Nazi Germans created a special district in the Polish capital for 480,000 Jews

Poland's right-wing government on Wednesday said a planned museum devoted to the infamous wartime Warsaw Ghetto, where Nazi Germany imprisoned nearly 500,000 Jews during the Holocaust, would convey the centuries of close ties between Poles and Jews. "I would like this institution to speak of the mutual love between the two nations that spent 800 years here, on Polish land. Of the solidarity, fraternity, historical truth too, in all its aspects," Culture Minister Piotr Glinski told reporters. The museum, which was first announced in November, "is not an institution created ad hoc because of today's heightened Polish-Jewish or Polish-American dialogue," he added. Relations between Poland and Israel have been strained since January over Warsaw's controversial new Holocaust bill, which sets fines or up to three years in jail for anyone who notably ascribes Nazi German crimes to Poland. But Israel sees the law as a bid to deny that certain Poles participated in the genocide of Jews during World War II -- which Poland refutes -- while the US has also expressed concern over freedom of speech.
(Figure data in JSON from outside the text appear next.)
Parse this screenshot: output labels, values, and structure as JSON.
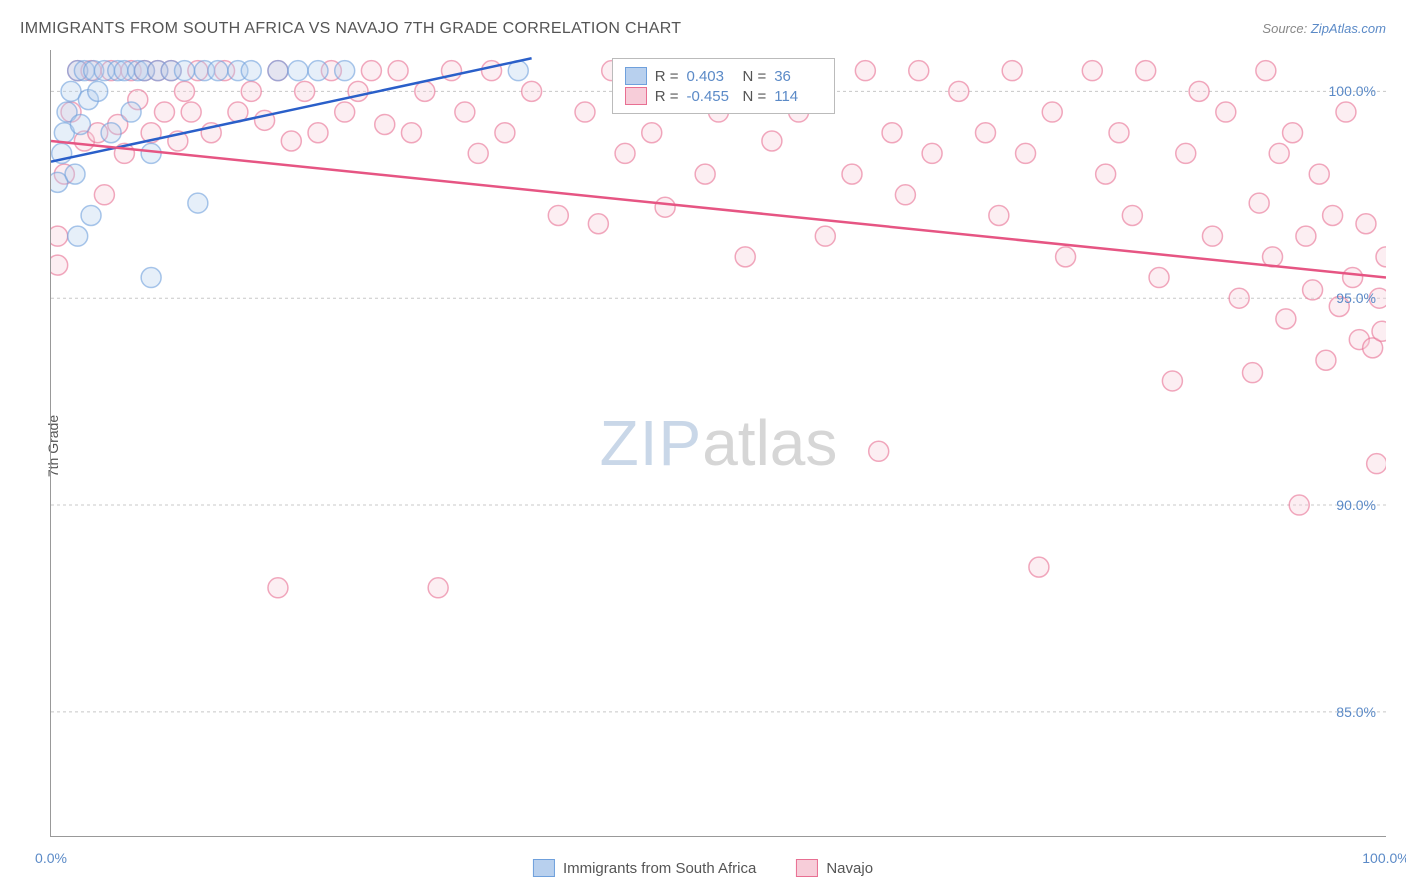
{
  "title": "IMMIGRANTS FROM SOUTH AFRICA VS NAVAJO 7TH GRADE CORRELATION CHART",
  "source_label": "Source:",
  "source_name": "ZipAtlas.com",
  "ylabel": "7th Grade",
  "watermark_a": "ZIP",
  "watermark_b": "atlas",
  "chart": {
    "type": "scatter",
    "background_color": "#ffffff",
    "grid_color": "#c8c8c8",
    "axis_color": "#999999",
    "tick_label_color": "#5b8ac7",
    "xlim": [
      0,
      100
    ],
    "ylim": [
      82,
      101
    ],
    "yticks": [
      85,
      90,
      95,
      100
    ],
    "ytick_labels": [
      "85.0%",
      "90.0%",
      "95.0%",
      "100.0%"
    ],
    "xticks": [
      0,
      12,
      24,
      36,
      48,
      60,
      72,
      84,
      100
    ],
    "xtick_labels_shown": {
      "0": "0.0%",
      "100": "100.0%"
    },
    "marker_opacity": 0.35,
    "marker_radius": 10,
    "trend_line_width": 2.5,
    "series": [
      {
        "name": "Immigrants from South Africa",
        "color_fill": "#b8d0ee",
        "color_stroke": "#6fa0dc",
        "trend_color": "#2a5fc9",
        "R": "0.403",
        "N": "36",
        "trend": {
          "x1": 0,
          "y1": 98.3,
          "x2": 36,
          "y2": 100.8
        },
        "points": [
          [
            0.5,
            97.8
          ],
          [
            0.8,
            98.5
          ],
          [
            1.0,
            99.0
          ],
          [
            1.2,
            99.5
          ],
          [
            1.5,
            100.0
          ],
          [
            1.8,
            98.0
          ],
          [
            2.0,
            100.5
          ],
          [
            2.2,
            99.2
          ],
          [
            2.5,
            100.5
          ],
          [
            2.8,
            99.8
          ],
          [
            3.0,
            97.0
          ],
          [
            3.2,
            100.5
          ],
          [
            3.5,
            100.0
          ],
          [
            4.0,
            100.5
          ],
          [
            4.5,
            99.0
          ],
          [
            5.0,
            100.5
          ],
          [
            5.5,
            100.5
          ],
          [
            6.0,
            99.5
          ],
          [
            6.5,
            100.5
          ],
          [
            7.0,
            100.5
          ],
          [
            7.5,
            98.5
          ],
          [
            8.0,
            100.5
          ],
          [
            9.0,
            100.5
          ],
          [
            10.0,
            100.5
          ],
          [
            11.0,
            97.3
          ],
          [
            11.5,
            100.5
          ],
          [
            12.5,
            100.5
          ],
          [
            14.0,
            100.5
          ],
          [
            15.0,
            100.5
          ],
          [
            17.0,
            100.5
          ],
          [
            18.5,
            100.5
          ],
          [
            20.0,
            100.5
          ],
          [
            22.0,
            100.5
          ],
          [
            7.5,
            95.5
          ],
          [
            2.0,
            96.5
          ],
          [
            35.0,
            100.5
          ]
        ]
      },
      {
        "name": "Navajo",
        "color_fill": "#f7cdd9",
        "color_stroke": "#e86f92",
        "trend_color": "#e65583",
        "R": "-0.455",
        "N": "114",
        "trend": {
          "x1": 0,
          "y1": 98.8,
          "x2": 100,
          "y2": 95.5
        },
        "points": [
          [
            0.5,
            96.5
          ],
          [
            1.0,
            98.0
          ],
          [
            1.5,
            99.5
          ],
          [
            2.0,
            100.5
          ],
          [
            2.5,
            98.8
          ],
          [
            3.0,
            100.5
          ],
          [
            3.5,
            99.0
          ],
          [
            4.0,
            97.5
          ],
          [
            4.5,
            100.5
          ],
          [
            5.0,
            99.2
          ],
          [
            5.5,
            98.5
          ],
          [
            6.0,
            100.5
          ],
          [
            6.5,
            99.8
          ],
          [
            7.0,
            100.5
          ],
          [
            7.5,
            99.0
          ],
          [
            8.0,
            100.5
          ],
          [
            8.5,
            99.5
          ],
          [
            9.0,
            100.5
          ],
          [
            9.5,
            98.8
          ],
          [
            10.0,
            100.0
          ],
          [
            10.5,
            99.5
          ],
          [
            11.0,
            100.5
          ],
          [
            12.0,
            99.0
          ],
          [
            13.0,
            100.5
          ],
          [
            14.0,
            99.5
          ],
          [
            15.0,
            100.0
          ],
          [
            16.0,
            99.3
          ],
          [
            17.0,
            100.5
          ],
          [
            18.0,
            98.8
          ],
          [
            19.0,
            100.0
          ],
          [
            20.0,
            99.0
          ],
          [
            21.0,
            100.5
          ],
          [
            22.0,
            99.5
          ],
          [
            23.0,
            100.0
          ],
          [
            24.0,
            100.5
          ],
          [
            25.0,
            99.2
          ],
          [
            26.0,
            100.5
          ],
          [
            27.0,
            99.0
          ],
          [
            28.0,
            100.0
          ],
          [
            29.0,
            88.0
          ],
          [
            30.0,
            100.5
          ],
          [
            31.0,
            99.5
          ],
          [
            32.0,
            98.5
          ],
          [
            33.0,
            100.5
          ],
          [
            34.0,
            99.0
          ],
          [
            36.0,
            100.0
          ],
          [
            38.0,
            97.0
          ],
          [
            40.0,
            99.5
          ],
          [
            41.0,
            96.8
          ],
          [
            42.0,
            100.5
          ],
          [
            43.0,
            98.5
          ],
          [
            45.0,
            99.0
          ],
          [
            46.0,
            97.2
          ],
          [
            48.0,
            100.5
          ],
          [
            49.0,
            98.0
          ],
          [
            50.0,
            99.5
          ],
          [
            52.0,
            96.0
          ],
          [
            53.0,
            100.0
          ],
          [
            54.0,
            98.8
          ],
          [
            55.0,
            100.5
          ],
          [
            56.0,
            99.5
          ],
          [
            58.0,
            96.5
          ],
          [
            60.0,
            98.0
          ],
          [
            61.0,
            100.5
          ],
          [
            62.0,
            91.3
          ],
          [
            63.0,
            99.0
          ],
          [
            64.0,
            97.5
          ],
          [
            65.0,
            100.5
          ],
          [
            66.0,
            98.5
          ],
          [
            68.0,
            100.0
          ],
          [
            70.0,
            99.0
          ],
          [
            71.0,
            97.0
          ],
          [
            72.0,
            100.5
          ],
          [
            73.0,
            98.5
          ],
          [
            74.0,
            88.5
          ],
          [
            75.0,
            99.5
          ],
          [
            76.0,
            96.0
          ],
          [
            78.0,
            100.5
          ],
          [
            79.0,
            98.0
          ],
          [
            80.0,
            99.0
          ],
          [
            81.0,
            97.0
          ],
          [
            82.0,
            100.5
          ],
          [
            83.0,
            95.5
          ],
          [
            84.0,
            93.0
          ],
          [
            85.0,
            98.5
          ],
          [
            86.0,
            100.0
          ],
          [
            87.0,
            96.5
          ],
          [
            88.0,
            99.5
          ],
          [
            89.0,
            95.0
          ],
          [
            90.0,
            93.2
          ],
          [
            90.5,
            97.3
          ],
          [
            91.0,
            100.5
          ],
          [
            91.5,
            96.0
          ],
          [
            92.0,
            98.5
          ],
          [
            92.5,
            94.5
          ],
          [
            93.0,
            99.0
          ],
          [
            93.5,
            90.0
          ],
          [
            94.0,
            96.5
          ],
          [
            94.5,
            95.2
          ],
          [
            95.0,
            98.0
          ],
          [
            95.5,
            93.5
          ],
          [
            96.0,
            97.0
          ],
          [
            96.5,
            94.8
          ],
          [
            97.0,
            99.5
          ],
          [
            97.5,
            95.5
          ],
          [
            98.0,
            94.0
          ],
          [
            98.5,
            96.8
          ],
          [
            99.0,
            93.8
          ],
          [
            99.3,
            91.0
          ],
          [
            99.5,
            95.0
          ],
          [
            99.7,
            94.2
          ],
          [
            100.0,
            96.0
          ],
          [
            17.0,
            88.0
          ],
          [
            0.5,
            95.8
          ]
        ]
      }
    ]
  },
  "legend_inset": {
    "rows": [
      {
        "swatch_fill": "#b8d0ee",
        "swatch_stroke": "#6fa0dc",
        "r_label": "R =",
        "r_val": "0.403",
        "n_label": "N =",
        "n_val": "36"
      },
      {
        "swatch_fill": "#f7cdd9",
        "swatch_stroke": "#e86f92",
        "r_label": "R =",
        "r_val": "-0.455",
        "n_label": "N =",
        "n_val": "114"
      }
    ]
  },
  "legend_bottom": [
    {
      "swatch_fill": "#b8d0ee",
      "swatch_stroke": "#6fa0dc",
      "label": "Immigrants from South Africa"
    },
    {
      "swatch_fill": "#f7cdd9",
      "swatch_stroke": "#e86f92",
      "label": "Navajo"
    }
  ]
}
This month also marks 50 years since Poland's then communist regime launched a brutal anti-Semitic campaign that prompted at least 12,000 Jews to leave the country. The museum's opening is planned for 2023 to coincide with the 80th anniversary of the Warsaw Ghetto uprising, which was the first large-scale armed rebellion against Hitler's forces during World War II. It ultimately failed. The museum will be located in a former Jewish hospital that was built at the end of the 19th-century and which stands next to the only remaining fragment of the ghetto wall. A year after invading Poland, Nazi Germany set up the Warsaw Ghetto in the heart of the occupied Polish capital in October 1940. Nearly half a million Polish Jews were confined in its squalid quarters, measuring just three square kilometres (1.2 square miles). The Nazis deported those who did not fall victim to rampant hunger or disease to death camps. Speaking at the museum press conference, Polish Prime Minister Mateusz Morawiecki highlighted the plight of the ghetto's Jews and of occupied Poland in general. "Responsibility lies with Germans, with the German nation, but also with those who did not come to help, with the Allies," he said.